The joke used to be that in comics, only three major
characters ever stayed dead: Uncle Ben, Bucky and Jason Todd (Robin). Now that
Bucky is back in action as the Winter Soldier and Todd is doing whatever he’s
doing at DC, Peter Parker’s late Uncle Ben is one of the few who can’t pass
through Marvel’s revolving door of death.
Despite Marvel’s reputation for constant resurrections, I
highly doubt Uncle Ben will ever be resurrected in any way. His death is just
too integral to Spider-Man’s origin, which I think is Marvel’s most powerful
superhero origin. The saying “With great power comes great responsibility”
rings as true as it did in 1962 and is the purest distillation of what it means
to be a hero. Bringing back Ben would invalidate that and be really cheap. They
did kill off Aunt May at one point in a non-sensational, affecting story but
then brought her back, which was pretty cheap.
There is another Spider-Man character who died and never
really came back: Gwen Stacy. In 1973, the Green Goblin threw her off the
Brooklyn Bridge (or George Washington Bridge; it’s disputed) and as Spider-Man
spun out a web to catch her, Gwen’s neck snapped from the angle and physics of
the fall. That one sound effect “snap” is credited as the symbolic transition
from the goofy Silver Age to the more realistic Bronze Age. Prior to this
story, it was very rare for a main character to die and this was a wake-up
call. The death was too monumental to bring Gwen back and aside from a few
alternate future stories, she has stayed dead. Norman Osborne, the original
Green Goblin, also died in this story to come back decades later, which was
stupid.
Poor Peter Parker. He has more motivational guilt in the
form of dead characters than anybody else.
The original Captain Marvel, the Kree warrior Mar-Vell, is
dead and staying dead. He died of cancer in the early ‘80s and maybe Marvel
thinks it would be too insensitive to real-world people with cancer to blithely
resurrect him. The Captain Marvel name has lived on, first through the Avenger
Monica Rambeau and now through Carol Danvers, the former Ms. Marvel. Marvel
Comics legally has to constantly publish a character named Captain Marvel or
the rights to use the name for a series will revert to DC’s Captain Marvel, who
can now only appear in comics titled Shazam
and not his character’s name.
James “Bucky” Barnes had been dead for many decades after he
was injured in the explosion that sent Captain America into suspended animation
during World War II. His resurrection as Russian assassin the Winter Soldier
was very well done and didn’t seem like a cheat. The revelation that despite
his harmless façade, teen Bucky was a killer who did the dirty work during the
war, was compelling.
Who else died and came back? Phoenix, twice. Same for Wonder
Man: He died after his first appearance, returned years later as a zombie (or
“zuvembie” because Marvel in the ‘70s was still forbidden from using the term
zombie as a legacy of the backlash against the horror comics of the ‘50s),
regained his personality, served as an Avenger, was seemingly killed and then
the Scarlet Witch resurrected him. The Thing died but the Fantastic Four went
to Heaven to bring him back (Jack Kirby played God). Pretty much the whole
Alpha Flight team died and returned. Elektra had a very memorable death in Daredevil, appeared in the trippy
masterpiece Elektra: Assassin miniseries
in the ‘80s and is now alive again in the present. Nightcrawler died but is
back now after making some sort of deal in the afterlife. Hell, all the X-Men
died in 1987 but got resurrected immediately by some cosmic gatekeeper.

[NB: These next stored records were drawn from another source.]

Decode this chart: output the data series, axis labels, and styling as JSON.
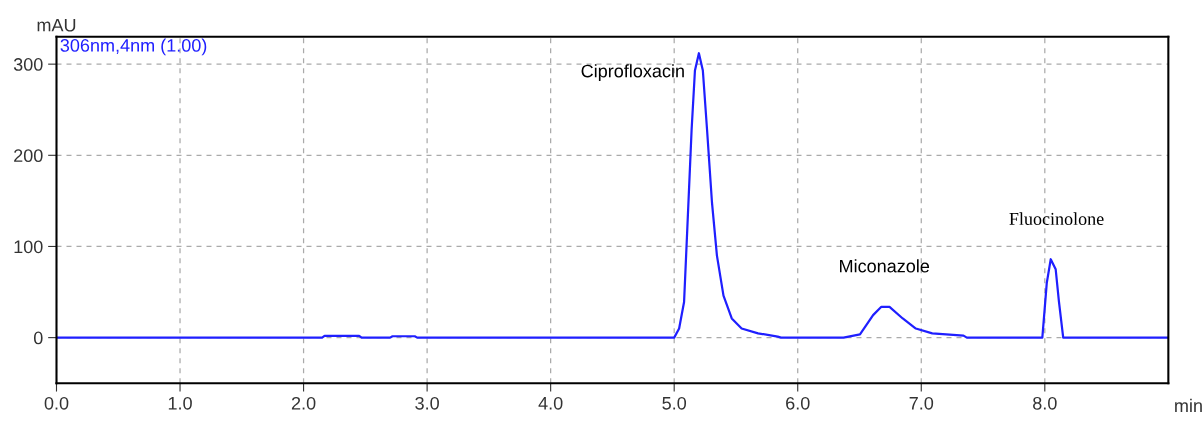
{
  "chart_data": {
    "type": "line",
    "xlabel": "min",
    "ylabel": "mAU",
    "series": [
      {
        "name": "306nm,4nm (1.00)",
        "color": "#1f1fff",
        "x": [
          0,
          2.15,
          2.17,
          2.45,
          2.47,
          2.7,
          2.72,
          2.9,
          2.92,
          5.0,
          5.04,
          5.08,
          5.106,
          5.141,
          5.168,
          5.2,
          5.232,
          5.266,
          5.306,
          5.346,
          5.399,
          5.466,
          5.546,
          5.679,
          5.838,
          5.865,
          6.371,
          6.504,
          6.61,
          6.677,
          6.743,
          6.85,
          6.956,
          7.089,
          7.342,
          7.369,
          7.98,
          8.016,
          8.048,
          8.088,
          8.114,
          8.149,
          9.0
        ],
        "values": [
          0,
          0,
          2,
          2,
          0,
          0,
          1.5,
          1.5,
          0,
          0,
          10,
          39,
          119,
          228,
          293,
          312,
          293,
          228,
          148,
          90,
          46,
          21,
          10,
          4.7,
          1.1,
          0,
          0,
          3.6,
          24.7,
          33.8,
          33.8,
          21,
          10,
          4.7,
          2.2,
          0,
          0,
          60,
          86,
          75,
          40,
          0,
          0
        ]
      }
    ],
    "xlim": [
      0,
      9.0
    ],
    "ylim": [
      -50,
      330
    ],
    "xticks": [
      {
        "value": 0,
        "label": "0.0"
      },
      {
        "value": 1,
        "label": "1.0"
      },
      {
        "value": 2,
        "label": "2.0"
      },
      {
        "value": 3,
        "label": "3.0"
      },
      {
        "value": 4,
        "label": "4.0"
      },
      {
        "value": 5,
        "label": "5.0"
      },
      {
        "value": 6,
        "label": "6.0"
      },
      {
        "value": 7,
        "label": "7.0"
      },
      {
        "value": 8,
        "label": "8.0"
      }
    ],
    "yticks": [
      0,
      100,
      200,
      300
    ],
    "grid": true,
    "marker": "none",
    "line_style": "solid",
    "legend": "top left",
    "annotations": [
      {
        "text": "Ciprofloxacin",
        "x": 5.2,
        "y": 312
      },
      {
        "text": "Miconazole",
        "x": 6.7,
        "y": 34
      },
      {
        "text": "Fluocinolone",
        "x": 8.05,
        "y": 86
      }
    ]
  }
}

That
list doesn’t even count the heroes who were presumed dead but actually missing,
like Captain America, the Wasp, Karma, the Human Torch, etc.
Around 2000, the editors at Marvel issued an edict that
death would be permanent in the Marvel Universe so heroic sacrifices would have
more meaning. The X-Men then killed off Colossus, who chose to sacrifice his
life to cure the Legacy Virus, a mutant analogue for AIDS. (His sister, Illyana
Rasputin, had already died of the disease after being reduced from teenager to
infant. She has since returned to her former teenage self — loooooonnnggg story
— meaning all three Rasputin siblings have died and returned). The edict didn’t
last too long and death became a revolving door again. I’m not sure what I
think of this policy but it did lead to a fantastic scene where Kitty Pryde
discovered a resurrected Colossus as bullets phased through her body and
bounced off his metal chest.
So in the Marvel Universe, there’s no point buying a nice
head stone. Just wait a bit and they’ll be back.